Una volta risolte le formalità e celebrati i funerali, Anya lasciò la vicina per andare dal padre.
— Il tuo compleanno si avvicina — le disse Grisha con un sorriso per conquistare la bambina —, cosa ti piacerebbe ricevere?
Anya lo guardò sorpresa. Grisha non capì subito perché.
— Non lo so… Mamma non mi faceva mai regali, e non festeggiavamo i compleanni.
— Cosa?! — Grisha rimase a bocca aperta.
— Diceva che era una sciocchezza e che non meritavo congratulazioni.
— Non è vero… Ognuno merita di essere felice nel giorno del proprio compleanno — disse con la voce rotta.
— Allora posso avere un sacchetto di caramelle? — chiese Anya. — Adoro le caramelle.
Grisha annuì, la voce strozzata in gola.
Più tardi, quando la moglie di Grisha incontrò la sua figliastra, la portarono a letto insieme. L’uomo si ritirò in cucina, stappò una bottiglia di vino e ne bevve un bel bicchiere.

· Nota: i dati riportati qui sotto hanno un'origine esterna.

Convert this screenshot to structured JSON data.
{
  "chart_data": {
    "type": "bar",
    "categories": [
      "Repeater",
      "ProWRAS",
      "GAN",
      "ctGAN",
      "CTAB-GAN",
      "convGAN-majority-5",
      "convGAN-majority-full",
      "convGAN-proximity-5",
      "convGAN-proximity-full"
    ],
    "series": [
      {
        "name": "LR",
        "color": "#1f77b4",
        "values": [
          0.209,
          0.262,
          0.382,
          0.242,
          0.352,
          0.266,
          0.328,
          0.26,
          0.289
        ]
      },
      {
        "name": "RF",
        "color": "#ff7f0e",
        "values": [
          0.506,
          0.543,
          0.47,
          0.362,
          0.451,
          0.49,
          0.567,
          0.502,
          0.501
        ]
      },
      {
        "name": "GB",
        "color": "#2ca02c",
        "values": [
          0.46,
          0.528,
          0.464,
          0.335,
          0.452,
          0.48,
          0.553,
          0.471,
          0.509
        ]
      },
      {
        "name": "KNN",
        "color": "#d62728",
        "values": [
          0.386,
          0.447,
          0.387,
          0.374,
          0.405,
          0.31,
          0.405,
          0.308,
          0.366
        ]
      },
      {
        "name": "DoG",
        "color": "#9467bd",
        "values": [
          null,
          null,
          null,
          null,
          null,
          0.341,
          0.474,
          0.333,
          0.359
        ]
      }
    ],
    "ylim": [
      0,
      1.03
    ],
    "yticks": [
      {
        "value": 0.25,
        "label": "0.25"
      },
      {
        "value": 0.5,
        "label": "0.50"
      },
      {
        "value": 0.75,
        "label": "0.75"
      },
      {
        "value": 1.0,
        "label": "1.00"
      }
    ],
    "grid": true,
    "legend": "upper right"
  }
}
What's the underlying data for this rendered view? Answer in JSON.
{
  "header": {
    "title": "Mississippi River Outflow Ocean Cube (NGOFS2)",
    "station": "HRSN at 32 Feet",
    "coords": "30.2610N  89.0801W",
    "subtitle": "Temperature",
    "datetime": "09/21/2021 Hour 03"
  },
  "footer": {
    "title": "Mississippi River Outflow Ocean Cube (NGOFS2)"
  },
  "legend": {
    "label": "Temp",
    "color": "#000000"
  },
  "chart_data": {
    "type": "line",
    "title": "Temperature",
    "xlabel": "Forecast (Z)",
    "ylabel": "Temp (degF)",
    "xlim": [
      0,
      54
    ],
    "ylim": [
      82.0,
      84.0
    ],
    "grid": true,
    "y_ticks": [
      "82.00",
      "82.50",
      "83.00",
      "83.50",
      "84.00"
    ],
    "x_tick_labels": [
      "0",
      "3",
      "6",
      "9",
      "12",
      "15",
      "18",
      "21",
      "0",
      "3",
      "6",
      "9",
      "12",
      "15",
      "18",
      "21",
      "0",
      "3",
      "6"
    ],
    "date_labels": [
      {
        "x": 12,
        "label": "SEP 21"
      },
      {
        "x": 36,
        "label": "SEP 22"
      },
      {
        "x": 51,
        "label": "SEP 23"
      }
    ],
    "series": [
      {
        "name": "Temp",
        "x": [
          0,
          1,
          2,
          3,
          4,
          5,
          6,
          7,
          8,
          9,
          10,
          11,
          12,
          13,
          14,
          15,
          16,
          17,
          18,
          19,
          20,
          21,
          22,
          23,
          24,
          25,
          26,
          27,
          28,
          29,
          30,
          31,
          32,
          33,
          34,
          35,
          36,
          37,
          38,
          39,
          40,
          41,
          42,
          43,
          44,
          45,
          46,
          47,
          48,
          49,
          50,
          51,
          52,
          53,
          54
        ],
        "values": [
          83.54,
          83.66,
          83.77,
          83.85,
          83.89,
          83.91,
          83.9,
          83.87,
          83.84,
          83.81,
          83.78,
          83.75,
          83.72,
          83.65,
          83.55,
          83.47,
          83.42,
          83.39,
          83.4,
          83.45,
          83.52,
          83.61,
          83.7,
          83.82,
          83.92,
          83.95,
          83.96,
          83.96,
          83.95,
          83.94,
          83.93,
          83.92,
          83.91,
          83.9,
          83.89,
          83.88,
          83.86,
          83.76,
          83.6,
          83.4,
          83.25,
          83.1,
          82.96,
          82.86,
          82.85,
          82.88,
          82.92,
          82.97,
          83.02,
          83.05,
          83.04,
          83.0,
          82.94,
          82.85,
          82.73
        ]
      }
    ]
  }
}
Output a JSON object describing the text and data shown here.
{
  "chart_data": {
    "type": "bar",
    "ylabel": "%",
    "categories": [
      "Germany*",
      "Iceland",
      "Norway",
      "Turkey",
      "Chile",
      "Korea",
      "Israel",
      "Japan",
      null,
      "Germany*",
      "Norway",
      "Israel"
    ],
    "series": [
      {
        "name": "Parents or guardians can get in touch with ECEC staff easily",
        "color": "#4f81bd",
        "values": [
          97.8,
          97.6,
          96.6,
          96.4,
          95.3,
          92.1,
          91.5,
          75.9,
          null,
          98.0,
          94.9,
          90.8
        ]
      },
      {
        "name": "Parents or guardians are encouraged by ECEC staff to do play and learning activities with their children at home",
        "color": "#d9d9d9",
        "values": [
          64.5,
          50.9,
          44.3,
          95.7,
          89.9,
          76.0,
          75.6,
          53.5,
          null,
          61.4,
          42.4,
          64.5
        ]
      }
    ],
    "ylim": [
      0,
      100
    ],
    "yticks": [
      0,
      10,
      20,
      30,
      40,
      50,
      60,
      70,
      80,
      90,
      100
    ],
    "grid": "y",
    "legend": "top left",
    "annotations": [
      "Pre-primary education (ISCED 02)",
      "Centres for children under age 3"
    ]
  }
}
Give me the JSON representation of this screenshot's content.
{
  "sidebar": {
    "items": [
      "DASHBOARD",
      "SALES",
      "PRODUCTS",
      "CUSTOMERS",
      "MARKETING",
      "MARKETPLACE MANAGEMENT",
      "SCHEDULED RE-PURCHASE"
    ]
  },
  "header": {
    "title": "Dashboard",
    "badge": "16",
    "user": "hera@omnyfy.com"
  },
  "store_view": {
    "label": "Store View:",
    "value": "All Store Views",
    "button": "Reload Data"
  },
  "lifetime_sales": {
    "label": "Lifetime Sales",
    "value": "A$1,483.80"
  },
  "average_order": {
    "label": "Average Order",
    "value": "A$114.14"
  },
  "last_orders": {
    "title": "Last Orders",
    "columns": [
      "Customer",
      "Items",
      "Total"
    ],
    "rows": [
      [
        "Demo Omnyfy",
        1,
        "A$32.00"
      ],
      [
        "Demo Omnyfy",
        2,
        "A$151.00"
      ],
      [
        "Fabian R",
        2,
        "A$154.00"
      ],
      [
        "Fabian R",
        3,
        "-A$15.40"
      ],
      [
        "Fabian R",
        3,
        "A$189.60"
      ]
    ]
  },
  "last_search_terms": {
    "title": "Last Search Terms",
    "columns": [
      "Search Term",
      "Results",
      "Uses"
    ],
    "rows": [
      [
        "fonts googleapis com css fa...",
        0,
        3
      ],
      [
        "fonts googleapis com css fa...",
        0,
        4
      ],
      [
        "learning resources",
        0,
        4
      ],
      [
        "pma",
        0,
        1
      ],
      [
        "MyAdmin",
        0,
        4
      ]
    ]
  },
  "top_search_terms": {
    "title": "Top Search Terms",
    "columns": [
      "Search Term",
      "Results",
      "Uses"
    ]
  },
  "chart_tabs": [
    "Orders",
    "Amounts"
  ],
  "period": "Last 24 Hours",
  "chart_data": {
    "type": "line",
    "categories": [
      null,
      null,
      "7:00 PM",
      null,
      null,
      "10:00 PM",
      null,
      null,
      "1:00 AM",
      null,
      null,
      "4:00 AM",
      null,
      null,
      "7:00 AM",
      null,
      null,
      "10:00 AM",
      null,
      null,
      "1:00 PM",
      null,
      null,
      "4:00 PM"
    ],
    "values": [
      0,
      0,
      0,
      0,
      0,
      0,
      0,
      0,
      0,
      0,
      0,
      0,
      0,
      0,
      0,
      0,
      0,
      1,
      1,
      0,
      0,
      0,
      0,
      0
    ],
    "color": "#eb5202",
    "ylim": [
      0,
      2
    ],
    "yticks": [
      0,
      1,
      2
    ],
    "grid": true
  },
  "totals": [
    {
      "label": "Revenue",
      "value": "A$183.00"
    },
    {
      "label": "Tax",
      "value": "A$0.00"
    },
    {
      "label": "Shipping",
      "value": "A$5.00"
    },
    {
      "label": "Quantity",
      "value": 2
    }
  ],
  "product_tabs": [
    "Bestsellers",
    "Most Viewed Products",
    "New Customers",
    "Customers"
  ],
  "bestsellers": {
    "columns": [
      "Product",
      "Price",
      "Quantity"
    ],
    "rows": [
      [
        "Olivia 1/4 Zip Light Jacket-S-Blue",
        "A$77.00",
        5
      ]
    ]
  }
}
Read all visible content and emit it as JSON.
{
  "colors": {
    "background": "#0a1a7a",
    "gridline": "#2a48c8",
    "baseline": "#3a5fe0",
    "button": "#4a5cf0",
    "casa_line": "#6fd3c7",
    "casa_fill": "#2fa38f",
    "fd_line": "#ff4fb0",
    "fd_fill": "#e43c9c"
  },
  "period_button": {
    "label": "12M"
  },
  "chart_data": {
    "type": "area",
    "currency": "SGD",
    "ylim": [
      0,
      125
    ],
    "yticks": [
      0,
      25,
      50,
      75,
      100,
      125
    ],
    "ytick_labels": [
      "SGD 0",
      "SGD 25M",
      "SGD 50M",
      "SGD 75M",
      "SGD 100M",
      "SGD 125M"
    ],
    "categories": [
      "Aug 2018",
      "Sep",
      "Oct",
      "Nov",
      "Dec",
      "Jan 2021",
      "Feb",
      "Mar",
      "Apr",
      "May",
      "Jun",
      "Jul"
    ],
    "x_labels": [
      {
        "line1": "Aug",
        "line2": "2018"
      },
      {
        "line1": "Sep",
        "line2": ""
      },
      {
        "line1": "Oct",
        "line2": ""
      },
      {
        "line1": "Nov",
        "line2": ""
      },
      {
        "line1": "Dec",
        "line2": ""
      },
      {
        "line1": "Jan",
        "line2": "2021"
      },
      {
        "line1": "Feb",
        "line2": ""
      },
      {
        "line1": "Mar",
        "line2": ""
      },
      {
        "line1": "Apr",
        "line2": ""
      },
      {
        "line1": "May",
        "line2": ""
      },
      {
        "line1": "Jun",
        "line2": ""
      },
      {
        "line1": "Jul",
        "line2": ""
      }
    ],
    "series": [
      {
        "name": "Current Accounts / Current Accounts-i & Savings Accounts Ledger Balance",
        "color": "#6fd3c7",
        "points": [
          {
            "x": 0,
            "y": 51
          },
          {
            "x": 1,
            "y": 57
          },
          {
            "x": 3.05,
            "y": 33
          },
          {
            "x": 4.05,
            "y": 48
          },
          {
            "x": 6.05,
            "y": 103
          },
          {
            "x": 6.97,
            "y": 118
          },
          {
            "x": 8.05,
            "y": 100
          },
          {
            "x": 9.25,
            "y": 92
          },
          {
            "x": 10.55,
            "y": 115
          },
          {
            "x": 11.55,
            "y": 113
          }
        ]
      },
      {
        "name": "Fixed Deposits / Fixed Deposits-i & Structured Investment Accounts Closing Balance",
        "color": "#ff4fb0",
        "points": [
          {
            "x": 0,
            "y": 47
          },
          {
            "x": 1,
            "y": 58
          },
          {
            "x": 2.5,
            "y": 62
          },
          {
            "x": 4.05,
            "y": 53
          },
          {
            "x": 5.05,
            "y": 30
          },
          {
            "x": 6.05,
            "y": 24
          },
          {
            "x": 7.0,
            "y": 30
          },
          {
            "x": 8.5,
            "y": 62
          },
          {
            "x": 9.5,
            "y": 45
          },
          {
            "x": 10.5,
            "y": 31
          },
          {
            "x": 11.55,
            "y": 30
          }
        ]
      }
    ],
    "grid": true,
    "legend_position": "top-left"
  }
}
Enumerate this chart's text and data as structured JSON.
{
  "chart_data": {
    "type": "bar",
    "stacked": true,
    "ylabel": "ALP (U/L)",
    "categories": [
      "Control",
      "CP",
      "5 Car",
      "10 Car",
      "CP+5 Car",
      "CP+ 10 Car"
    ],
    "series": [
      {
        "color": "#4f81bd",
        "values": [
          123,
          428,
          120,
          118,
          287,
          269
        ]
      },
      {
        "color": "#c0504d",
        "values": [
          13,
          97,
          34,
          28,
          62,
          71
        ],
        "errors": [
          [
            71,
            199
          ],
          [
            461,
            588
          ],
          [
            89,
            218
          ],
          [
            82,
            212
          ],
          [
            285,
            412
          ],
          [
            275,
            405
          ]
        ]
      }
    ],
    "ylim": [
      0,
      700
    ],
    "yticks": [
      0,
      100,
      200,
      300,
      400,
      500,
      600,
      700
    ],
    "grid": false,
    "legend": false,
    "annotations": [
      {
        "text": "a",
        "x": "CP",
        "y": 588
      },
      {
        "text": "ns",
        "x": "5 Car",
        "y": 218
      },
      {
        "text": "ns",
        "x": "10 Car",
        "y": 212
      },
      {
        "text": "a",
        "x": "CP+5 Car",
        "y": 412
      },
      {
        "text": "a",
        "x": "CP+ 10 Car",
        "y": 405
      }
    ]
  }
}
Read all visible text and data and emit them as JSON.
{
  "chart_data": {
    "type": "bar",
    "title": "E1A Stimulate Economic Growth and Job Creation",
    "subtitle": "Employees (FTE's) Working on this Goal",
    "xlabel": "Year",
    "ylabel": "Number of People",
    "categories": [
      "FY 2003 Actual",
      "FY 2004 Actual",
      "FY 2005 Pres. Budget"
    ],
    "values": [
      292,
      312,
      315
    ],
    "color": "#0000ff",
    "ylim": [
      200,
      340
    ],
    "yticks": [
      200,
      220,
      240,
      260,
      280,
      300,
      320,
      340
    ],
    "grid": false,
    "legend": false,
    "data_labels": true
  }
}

— Non festeggiava il compleanno… — mormorò quando la moglie entrò. — Sai cosa mi ha chiesto Anya? Caramelle… Come quelle che hanno gli altri bambini! Mio Dio, come ho potuto permetterlo? E se non avevo soldi, perché infliggerle tutto questo? Pronta a privare nostra figlia di ogni gioia solo per punirmi?!
Natasha, la moglie di Grisha, lo strinse a sé.
— Non incolparla. La vita l’ha già punita abbastanza…
— Non la incolpo. Mi incolpo io. Ero convinto che Anya e sua madre ce la sarebbero cavata, che non ci fosse di che preoccuparsi. E invece ho davanti una bambina che ha paura di essere felice.
— Sai, — sorrise Natasha, — le organizzeremo un compleanno meraviglioso. Per tutti quelli che non ha mai avuto.
Il compleanno si sarebbe tenuto tra una settimana. In quei sette giorni Anya imparò a conoscere la sua nuova famiglia.
Quello che la sorprese di più fu vedere suo padre e sua zia Natasha sorridere sempre. E ridere! Anya credeva che gli adulti avessero dimenticato come si facesse.
Altra sorpresa: a colazione non c’era solo quella pappa insipida e appiccicosa. Zia Natasha preparava syrniki, crepes, formaggio fresco con frutti di bosco e molte altre delizie.
Ma, naturalmente, ciò che più incantava Anya era la presenza costante di caramelle in casa. Papà le assicurò che poteva mangiarle senza chiedere! A patto di non esagerare, per non rovinarsi denti e pancia.
Il giorno del suo compleanno, quando Anya aprì gli occhi, credeva ancora di sognare.
La stanza era piena di palloncini e a colazione la aspettava una torta con le candeline che soffiò tutta insieme!
Poi andarono in un parco divertimenti e la bambina ricevette sette regali—uno per ogni anno della sua vita.
I bambini si abituano in fretta, soprattutto alla felicità. Un mese dopo, Anya rideva di gusto, urlava di gioia e non perdeva occasione di abbracciare suo padre e sua zia. Sua madre non tollerava che la si abbracciasse così.
Anya iniziò la scuola elementare e la vita seguì il suo corso. A volte faticava a distinguere nei ricordi ciò che era davvero accaduto da ciò che aveva immaginato. Sapeva solo di essere stata molto fortunata a entrare nella famiglia di suo padre. E, se la mente tornava a sua madre, pensava che lì sarebbe stata ancora peggio.
Un anno dopo, Anya chiamò per la prima volta zia Natasha “mamma”. Ironia triste, ma lei era diventata una madre infinitamente migliore di Irina.